The former foreign secretary has faced a Tory backlash over his claim that Theresa May’s Brexit strategy had put the UK in a “suicide vest” and handed the detonator to Brussels.

Many of the Tory MPs who backed Remain are deeply hostile towards Mr Johnson over his support for a hard Brexit and association with Jacob Rees-Mogg’s right-wing European Research Group (ERG).

“Has he done himself any irreparable harm? Well I don’t think he has,” Lord Heseltine told BBC Radio 4’s The Week in Westminster.

“What you have to say to yourself is who the Tory party membership of the House of Commons is going to choose to send to the activists of the Conservative Party in any leadership campaign.

“Whilst there is strong opposition to Boris, I find it difficult to think of two names that they will send that don't include him.

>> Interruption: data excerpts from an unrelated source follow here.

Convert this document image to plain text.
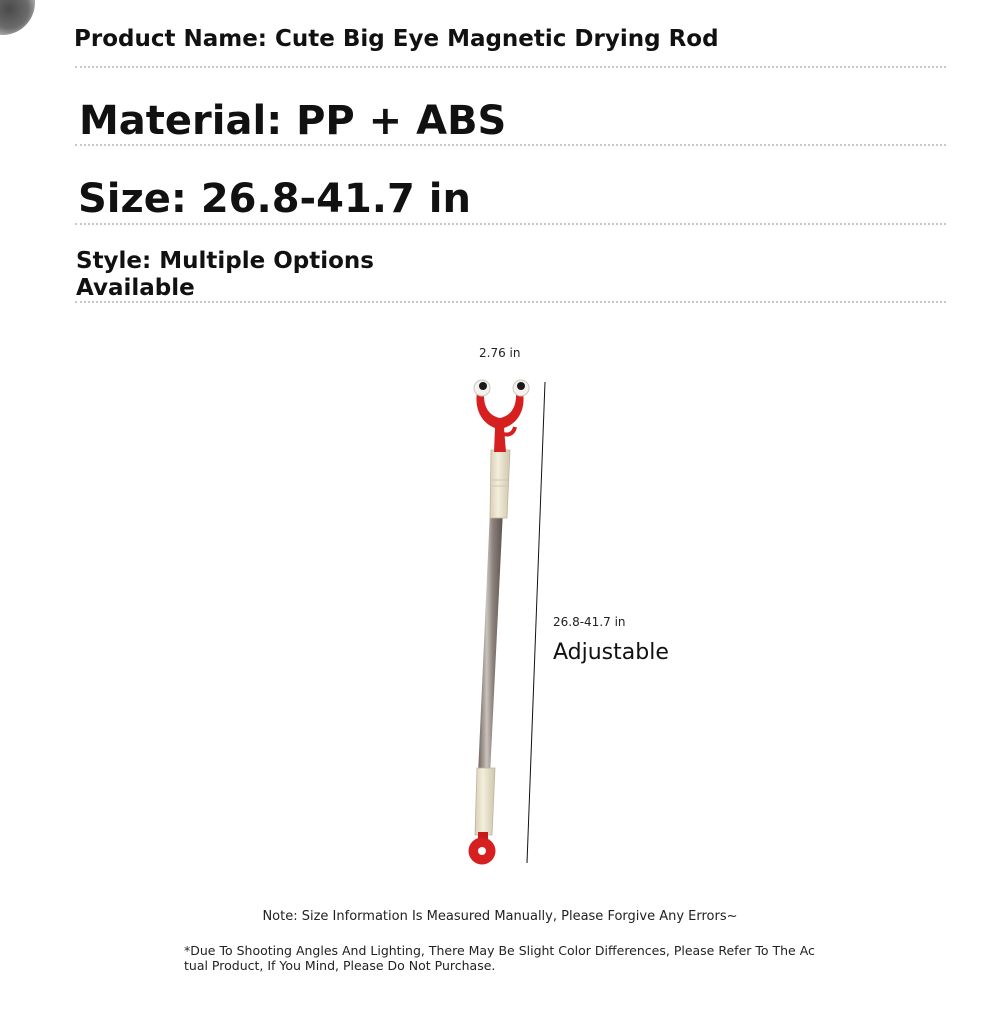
Product Name: Cute Big Eye Magnetic Drying Rod

Material: PP + ABS

Size: 26.8-41.7 in

Style: Multiple Options Available

2.76 in
26.8-41.7 in
Adjustable
Note: Size Information Is Measured Manually, Please Forgive Any Errors~
*Due To Shooting Angles And Lighting, There May Be Slight Color Differences, Please Refer To The Actual Product, If You Mind, Please Do Not Purchase.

“And, if he gets before the activists, my guess is that he will get the nomination.

“All that is one thing. But if you then ask a second question. Does that unify the party? Does that solve Brexit? Does it get Britain back into the centre ground?

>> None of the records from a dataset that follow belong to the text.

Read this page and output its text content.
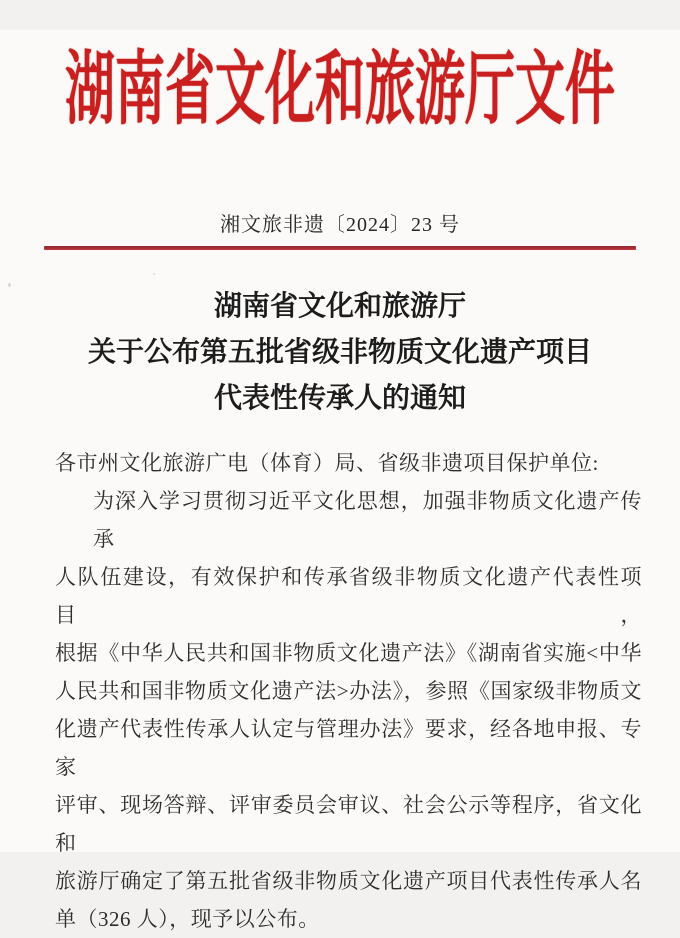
湖南省文化和旅游厅文件
湘文旅非遗〔2024〕23 号
湖南省文化和旅游厅
关于公布第五批省级非物质文化遗产项目
代表性传承人的通知
各市州文化旅游广电（体育）局、省级非遗项目保护单位:
为深入学习贯彻习近平文化思想，加强非物质文化遗产传承
人队伍建设，有效保护和传承省级非物质文化遗产代表性项目，
根据《中华人民共和国非物质文化遗产法》《湖南省实施<中华
人民共和国非物质文化遗产法>办法》，参照《国家级非物质文
化遗产代表性传承人认定与管理办法》要求，经各地申报、专家
评审、现场答辩、评审委员会审议、社会公示等程序，省文化和
旅游厅确定了第五批省级非物质文化遗产项目代表性传承人名
单（326 人），现予以公布。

“Those are the key questions about achieving power and my doubts and reservations are very substantial.”

Guto Harri, a key former adviser to Mr Johnson, told the BBC the MP for Uxbridge would be a “hugely divisive figure” if he did manage to win the top job.

Mr Harri, who was Mr Johnson’s communications director when he was Mayor of London, said his former boss was doing “enormous damage” to himself with his increasingly controversial use of language.

He said: “I fear that Boris is digging. Somebody needs to take the spade out of his hand or it looks to me like he’s digging his political grave.

“At the moment [his gift for language] is being deployed in a really destructive and self-destructive way that I think is doing enormous damage to him as well as to the country.

“People always said he shot from the hip and used language loosely or gaffed. It was always very calculated. It was just calculated in a very, very clever way in the past.”

Mr Harri said his former boss successfully widened his appeal during his stint as Mayor of London, winning approval from some Labour supporters as well as traditional Tory voters.

“Now he’s gone the other way. He’s become more tribal, and tribal within the tribe, so that he would now be – if he were to become leader – a hugely divisive figure,” said Mr Harri.